The Archival . . . Grain?

Zoe Zimmermann

November 19, 2024

A historian’s task is to separate the wheat from the chaff, put their nose to the grindstone, and read against the grain. I didn’t realize how literal those aphorisms could be.

I was nose-deep in an eighteenth-century mill owner’s account book. Nearing the end of my first year of graduate school, I was fueled by far too much caffeine, hastily flipping through pages of itemized tables of names and numbers hoping to find records of enslaved and Native people, by reading “against the grain.”

As I pushed on, a tiny speck fell from the pages, tumbling onto the table. I assumed it was debris, and I nearly swiped it away. I had only allotted an hour for this source; I couldn’t afford distractions!

A tiny speck of grain sits atop of a page in an eighteenth century account book.

Edward Livingston Papers, C0280 Box 125, Manuscripts Division, Department of Special Collections, Princeton University Library. Photo by author.

Instead, I looked closer. The flake was very small, dark brown, oblong, a ridge down the middle. It wasn’t just debris. My fingers clattered across my keyboard as I quickly Googled to confirm: I had just encountered an actual grain of wheat, wedged between the account book pages since the 1770s.

This tiny little grain survived all this time? This tiny capsule of life, narrowly escaping a flour-y fate, preserved between the pages of an account book? A remnant of something that lived and died centuries before I was born, something that passed through the hands of those long gone. I felt a rush of exhilaration.

But then I realized: of course a grain of wheat would have fallen between the pages. It was from a mill—wheat was probably spilling over the place. I should have been surprised there wasn’t more. Just a few pages back, I read the records of tenant farmers paying their rent in wheat! But it hadn’t clicked. The more I thought about it, I realized that I don’t know much about milling wheat, and . . . wait, how does a mill even work again? All of a sudden, I felt silly. How could I have been reading this source without really, consciously understanding its function and its context? I hadn’t even known what a grain of wheat looked like before I searched it on Google!

I grappled with this dissonance as I twiddled the seed between my fingers.

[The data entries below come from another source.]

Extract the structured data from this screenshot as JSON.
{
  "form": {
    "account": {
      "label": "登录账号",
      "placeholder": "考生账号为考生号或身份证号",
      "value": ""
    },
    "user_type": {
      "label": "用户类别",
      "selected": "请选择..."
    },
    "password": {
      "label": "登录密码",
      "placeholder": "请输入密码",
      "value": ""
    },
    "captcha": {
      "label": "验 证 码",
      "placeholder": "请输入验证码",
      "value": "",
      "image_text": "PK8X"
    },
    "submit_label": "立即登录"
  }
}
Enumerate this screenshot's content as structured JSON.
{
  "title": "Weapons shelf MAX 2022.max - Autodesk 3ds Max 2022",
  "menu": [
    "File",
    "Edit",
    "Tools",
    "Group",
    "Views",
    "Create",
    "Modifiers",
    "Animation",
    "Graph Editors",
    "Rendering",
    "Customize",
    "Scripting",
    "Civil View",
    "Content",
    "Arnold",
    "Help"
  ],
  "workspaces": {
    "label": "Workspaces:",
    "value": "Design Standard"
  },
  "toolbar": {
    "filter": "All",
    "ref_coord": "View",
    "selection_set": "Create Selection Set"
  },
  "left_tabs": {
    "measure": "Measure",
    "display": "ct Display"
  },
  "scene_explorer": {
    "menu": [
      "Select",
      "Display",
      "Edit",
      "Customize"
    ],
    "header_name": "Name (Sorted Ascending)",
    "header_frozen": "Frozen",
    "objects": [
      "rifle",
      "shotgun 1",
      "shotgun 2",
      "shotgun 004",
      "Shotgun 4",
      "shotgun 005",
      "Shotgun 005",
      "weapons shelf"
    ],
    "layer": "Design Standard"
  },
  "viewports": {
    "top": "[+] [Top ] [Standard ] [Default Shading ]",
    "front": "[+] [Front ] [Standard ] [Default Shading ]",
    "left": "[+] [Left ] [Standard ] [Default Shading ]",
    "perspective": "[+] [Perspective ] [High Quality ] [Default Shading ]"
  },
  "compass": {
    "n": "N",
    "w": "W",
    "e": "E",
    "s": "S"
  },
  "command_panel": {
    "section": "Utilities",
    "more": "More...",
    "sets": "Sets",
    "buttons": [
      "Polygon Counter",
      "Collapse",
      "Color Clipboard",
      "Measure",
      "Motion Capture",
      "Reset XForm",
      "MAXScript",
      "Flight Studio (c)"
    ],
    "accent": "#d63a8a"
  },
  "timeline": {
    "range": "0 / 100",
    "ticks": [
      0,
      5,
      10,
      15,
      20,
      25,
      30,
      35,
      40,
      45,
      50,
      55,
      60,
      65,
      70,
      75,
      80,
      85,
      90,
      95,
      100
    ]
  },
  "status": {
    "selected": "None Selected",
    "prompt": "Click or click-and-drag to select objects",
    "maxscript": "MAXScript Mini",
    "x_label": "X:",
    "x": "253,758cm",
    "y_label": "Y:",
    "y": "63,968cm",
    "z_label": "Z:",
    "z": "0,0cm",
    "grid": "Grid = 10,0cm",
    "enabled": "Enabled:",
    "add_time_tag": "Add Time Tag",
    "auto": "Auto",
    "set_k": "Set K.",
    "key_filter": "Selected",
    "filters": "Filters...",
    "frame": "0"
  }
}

How fitting is it that, while so engrossed in reading against the grain, I had to stumble across an actual grain to remind myself about what I was looking at?

I stayed up late that night, captivated by the Wikipedia page about eighteenth-century mill technology. It sparked a whole new set of questions. Who wrote the account book? How did they transport all this grain? Was this lone grain the result of a transaction that ended in a terrible spill? Hopefully not a tenant trying to pay their rent wheat!

I won’t be answering these questions in my dissertation. Ultimately, the whole experience was the very distraction I was attempting to avoid. Sometimes, historians need ruthless efficiency; we can’t obsess over every grain of wheat. But it reminded me to pause and—among the complicated questions of race, class, identity, and oppression—consider everyday life, and its equally nuanced yet overlooked details that make history come alive in surprising ways.